To help build those relationships, organizers set up more than 36 meetings between the Oregon food and beverage companies and various importers.

“In Japan, relationships and introductions are very important,” Taylor said.

Among the newer Oregon products vying to come to Japan are hazelnuts and blackberries. “We’ve also done a lot of work with craft beverages,” Taylor said.

She said some Japanese food companies are also investing in Oregon and starting businesses there, so they can source the products that they are looking for directly.

“Also, what we have found is there are Japanese food companies that are investing in Oregon and then are finding that there is a market for them” in the state, Taylor said.

On a stopover in Hong Kong Oct. 9 before the four-day trip to Japan, Brown met with officials of Cathay Pacific Airways, which nearly a year ago began direct air cargo flights between Portland and Hong Kong.

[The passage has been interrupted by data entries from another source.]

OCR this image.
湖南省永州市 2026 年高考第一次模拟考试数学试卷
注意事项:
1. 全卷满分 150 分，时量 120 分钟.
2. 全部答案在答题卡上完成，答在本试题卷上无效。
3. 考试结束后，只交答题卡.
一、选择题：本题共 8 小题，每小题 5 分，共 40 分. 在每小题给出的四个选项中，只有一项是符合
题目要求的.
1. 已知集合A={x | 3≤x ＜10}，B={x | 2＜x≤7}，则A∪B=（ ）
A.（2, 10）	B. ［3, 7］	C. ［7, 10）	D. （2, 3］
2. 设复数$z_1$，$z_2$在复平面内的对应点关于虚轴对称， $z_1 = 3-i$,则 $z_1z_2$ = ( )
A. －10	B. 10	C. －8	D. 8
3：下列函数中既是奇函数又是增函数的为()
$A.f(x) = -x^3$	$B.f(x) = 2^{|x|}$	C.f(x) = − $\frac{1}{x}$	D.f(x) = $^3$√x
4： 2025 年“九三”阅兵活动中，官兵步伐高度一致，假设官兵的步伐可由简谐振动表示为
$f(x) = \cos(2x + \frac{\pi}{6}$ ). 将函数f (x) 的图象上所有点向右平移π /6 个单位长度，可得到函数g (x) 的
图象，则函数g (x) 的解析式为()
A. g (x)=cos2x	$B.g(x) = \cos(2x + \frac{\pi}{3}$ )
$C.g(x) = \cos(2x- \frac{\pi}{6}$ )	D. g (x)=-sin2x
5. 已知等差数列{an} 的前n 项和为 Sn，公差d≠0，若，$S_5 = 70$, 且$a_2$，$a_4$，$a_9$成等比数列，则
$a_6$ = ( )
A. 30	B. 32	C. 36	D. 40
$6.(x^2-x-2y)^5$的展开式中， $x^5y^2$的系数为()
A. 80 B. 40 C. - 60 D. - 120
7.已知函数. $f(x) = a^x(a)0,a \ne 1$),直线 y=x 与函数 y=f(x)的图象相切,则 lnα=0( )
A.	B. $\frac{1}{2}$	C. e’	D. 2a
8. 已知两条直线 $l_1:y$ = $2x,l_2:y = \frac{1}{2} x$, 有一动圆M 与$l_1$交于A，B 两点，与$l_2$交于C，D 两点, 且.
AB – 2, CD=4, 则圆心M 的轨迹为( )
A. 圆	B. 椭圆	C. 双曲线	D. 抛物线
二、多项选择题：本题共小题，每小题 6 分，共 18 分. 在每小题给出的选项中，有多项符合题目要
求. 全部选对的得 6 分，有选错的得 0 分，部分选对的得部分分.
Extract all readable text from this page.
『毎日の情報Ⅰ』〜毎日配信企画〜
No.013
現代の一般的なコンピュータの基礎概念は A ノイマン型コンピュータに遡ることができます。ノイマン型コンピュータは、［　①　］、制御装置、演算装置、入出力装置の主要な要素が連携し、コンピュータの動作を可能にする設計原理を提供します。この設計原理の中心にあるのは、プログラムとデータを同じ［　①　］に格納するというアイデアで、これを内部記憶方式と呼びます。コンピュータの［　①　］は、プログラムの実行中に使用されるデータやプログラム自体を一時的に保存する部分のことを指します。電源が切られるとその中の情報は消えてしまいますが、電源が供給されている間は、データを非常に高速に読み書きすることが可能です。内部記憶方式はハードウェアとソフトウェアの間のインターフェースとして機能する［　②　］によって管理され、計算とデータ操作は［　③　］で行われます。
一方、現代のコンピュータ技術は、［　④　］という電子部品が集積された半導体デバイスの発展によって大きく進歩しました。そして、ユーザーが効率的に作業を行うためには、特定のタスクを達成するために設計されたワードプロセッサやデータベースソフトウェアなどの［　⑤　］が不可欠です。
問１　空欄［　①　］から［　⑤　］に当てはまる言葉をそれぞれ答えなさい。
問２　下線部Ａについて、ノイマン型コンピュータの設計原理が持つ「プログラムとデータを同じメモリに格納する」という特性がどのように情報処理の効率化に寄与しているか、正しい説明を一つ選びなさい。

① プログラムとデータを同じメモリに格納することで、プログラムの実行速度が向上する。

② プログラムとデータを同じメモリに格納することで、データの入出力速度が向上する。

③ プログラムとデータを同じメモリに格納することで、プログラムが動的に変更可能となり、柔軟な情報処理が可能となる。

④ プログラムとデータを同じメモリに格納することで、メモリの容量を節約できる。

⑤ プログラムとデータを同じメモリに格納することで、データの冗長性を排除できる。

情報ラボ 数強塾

The flights are important for the export of Oregon’s perishable ag products such as fresh cherries, live Dungeness crab and cut greens.

During the heavy Oregon cherry harvest season, Cathay Pacific added two shipments to its usual three a week.

“It’s enabling us to get very good Oregon products, from cherry to crab, to market expeditiously so the people of Asia can enjoy those products,” Brown said.